Let's go with Linux.Svat, interesting mechanism for infection.

Or Linux.Jac.8759, Linux.Hyp.6168 theres are more like a typical Windows virus.

Or a proof of concept multi platform Viruses that will infect both Windows or Linux: Linux.Peelf.2132, Linux.Simile

Of course if you're wanting to infect a bunch of Linux systems, I'd go with a worm approach rather than a virus.

Agree with the guy who says get a cheap firewall, any firewall, because defense in depth is a good strategy, and a home firewall on a broadband connection is the minimum step you should take. But don't assume just because your firewall doesn't respond to pings, you're invisible or unhackable.

Posted by: MT | June 29, 2005 8:23 AM | Report abuse

Re the comment about never saying now you have ultimate and true security, I agree entirely. In fact I expect my system to be fried by creeps any second now just because my comments sounded so smug.

It's a dangerous web out there. As the man said, defend in layers, monitor... ...and cross your fingers.

Posted by: bigpics | June 29, 2005 11:01 AM | Report abuse

Ok so you've got about 5 linux viruses. Now tell me how can you infect my programs in /bin, /sbin, /usr/bin etc. If I am not running as root. Of course if you're a total idiot, and have a lot of useless and probably vulnerable services running anything is possible.
Unix like systems just aren't vulnerable to this kind of primitive atack. If you only have a desktop computer, you can make it allmost unhackable. I don't even have sshd running. How are you gonna hack me? Send me an email in wich you tell me how to disable my firewall, and how to install a rootkitt myself?

Posted by: dick | June 29, 2005 3:42 PM | Report abuse

OK Dick, now we're down to well actually those viruses exist, but you're not dumb enough to get caught by any of them.

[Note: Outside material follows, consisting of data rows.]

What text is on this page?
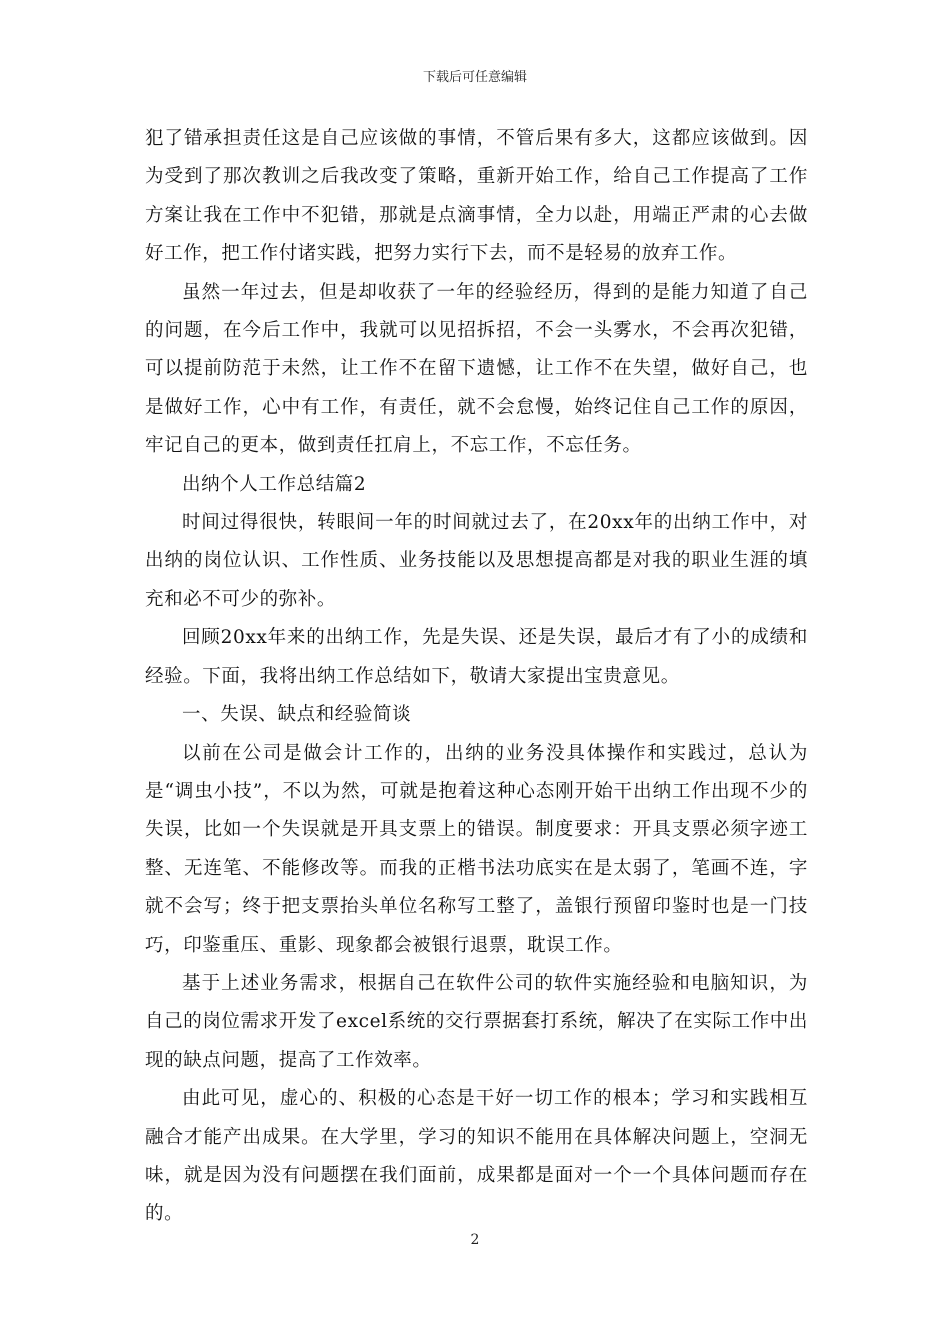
下载后可任意编辑

犯了错承担责任这是自己应该做的事情，不管后果有多大，这都应该做到。因为受到了那次教训之后我改变了策略，重新开始工作，给自己工作提高了工作方案让我在工作中不犯错，那就是点滴事情，全力以赴，用端正严肃的心去做好工作，把工作付诸实践，把努力实行下去，而不是轻易的放弃工作。

虽然一年过去，但是却收获了一年的经验经历，得到的是能力知道了自己的问题，在今后工作中，我就可以见招拆招，不会一头雾水，不会再次犯错，可以提前防范于未然，让工作不在留下遗憾，让工作不在失望，做好自己，也是做好工作，心中有工作，有责任，就不会怠慢，始终记住自己工作的原因，牢记自己的更本，做到责任扛肩上，不忘工作，不忘任务。

出纳个人工作总结篇2

时间过得很快，转眼间一年的时间就过去了，在20xx年的出纳工作中，对出纳的岗位认识、工作性质、业务技能以及思想提高都是对我的职业生涯的填充和必不可少的弥补。

回顾20xx年来的出纳工作，先是失误、还是失误，最后才有了小的成绩和经验。下面，我将出纳工作总结如下，敬请大家提出宝贵意见。

一、失误、缺点和经验简谈

以前在公司是做会计工作的，出纳的业务没具体操作和实践过，总认为是“调虫小技”，不以为然，可就是抱着这种心态刚开始干出纳工作出现不少的失误，比如一个失误就是开具支票上的错误。制度要求：开具支票必须字迹工整、无连笔、不能修改等。而我的正楷书法功底实在是太弱了，笔画不连，字就不会写；终于把支票抬头单位名称写工整了，盖银行预留印鉴时也是一门技巧，印鉴重压、重影、现象都会被银行退票，耽误工作。

基于上述业务需求，根据自己在软件公司的软件实施经验和电脑知识，为自己的岗位需求开发了excel系统的交行票据套打系统，解决了在实际工作中出现的缺点问题，提高了工作效率。

由此可见，虚心的、积极的心态是干好一切工作的根本；学习和实践相互融合才能产出成果。在大学里，学习的知识不能用在具体解决问题上，空洞无味，就是因为没有问题摆在我们面前，成果都是面对一个一个具体问题而存在的。

2
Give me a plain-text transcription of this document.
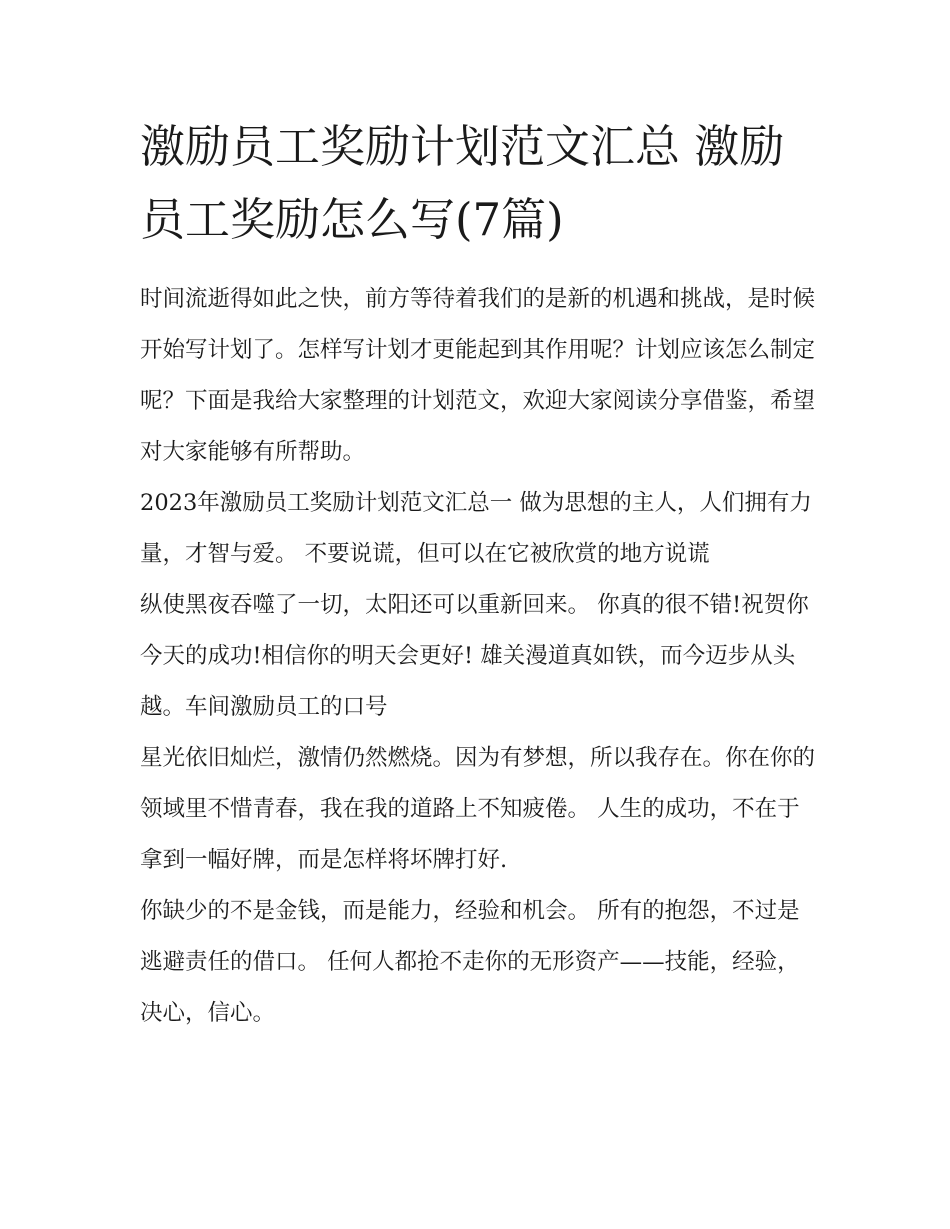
激励员工奖励计划范文汇总 激励员工奖励怎么写(7篇)

时间流逝得如此之快，前方等待着我们的是新的机遇和挑战，是时候开始写计划了。怎样写计划才更能起到其作用呢？计划应该怎么制定呢？下面是我给大家整理的计划范文，欢迎大家阅读分享借鉴，希望对大家能够有所帮助。

2023年激励员工奖励计划范文汇总一 做为思想的主人，人们拥有力量，才智与爱。 不要说谎，但可以在它被欣赏的地方说谎

纵使黑夜吞噬了一切，太阳还可以重新回来。 你真的很不错!祝贺你今天的成功!相信你的明天会更好! 雄关漫道真如铁，而今迈步从头越。车间激励员工的口号

星光依旧灿烂，激情仍然燃烧。因为有梦想，所以我存在。你在你的领域里不惜青春，我在我的道路上不知疲倦。 人生的成功，不在于拿到一幅好牌，而是怎样将坏牌打好.

你缺少的不是金钱，而是能力，经验和机会。 所有的抱怨，不过是逃避责任的借口。 任何人都抢不走你的无形资产——技能，经验，决心，信心。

It's hard to beleive that could be the case because you only learned yesterday that the possibility of infection existed, so presumably havn't been taking any precautions.

But even if you aren't, a lot of people are.

So lets say you are not running any services, but are recieving mail and web browsing on the box.

If I can get you to view a specific tiff or png image on an unpatched linux box, I can easily get that code on your system.

So now do you plan live in a cave and never use email or browse the web? Nice that you have a secure box though...

To compromise those files you mention all I need is root access, or a virus which modifies something a privileged user eventually executes. And if you've never seen an exploit for a Unix box which gives you root access, well, you just haven't been around Unix long enough.

But anyway, with what you suggest we're a long way from the intial topic of what happens when Grandma pulls her brand new Mac out of it's box and connects it to the 'net. Lets say Gramdma has connected straight to the cable modem, She doesn't patch, she hasn't turned the firewall on, she web browses. She views mail.

She thinks she's wearing a bulletproof vest but it's actually a tee shirt. She's only less vunerable because fewer people are trying to attack her, a fact she finds to her dismay sooner or later.

Smart Grandma on the other hand buys a home firewall router, turns on the software firewall and automatic patching on her box (if her O/S vendor hasn't already) and installs a decent adware and virus scanner and sets it to scan real time and update signatures daily.

Then Smart Grandma gets left alone (for now), because everyone's going after the people who didn't perform those simple few steps.

Posted by: MT | June 29, 2005 5:35 PM | Report abuse

Of course I knew those viruses existed, but they are just too rare to be taken seriousely. And of course I knew about local root exploits. And I patch my system. But still, if grandma just takes the computer out of the box and plugs it in, no matter what OS she is using, she is going to get hacked :)

Posted by: dick | June 29, 2005 7:52 PM | Report abuse

the best way not to get hacked is by assembly, build your own OS for private use! noone would know it excists, make it so that it can run windows based programs, mac based programs and linux based programs, but that you have to aprove every step it wants to make. also make it a the system itself (the root) on a live CD, so that only the programs go to the HDD. then use something like opera or firefox and you'll never get hacked again!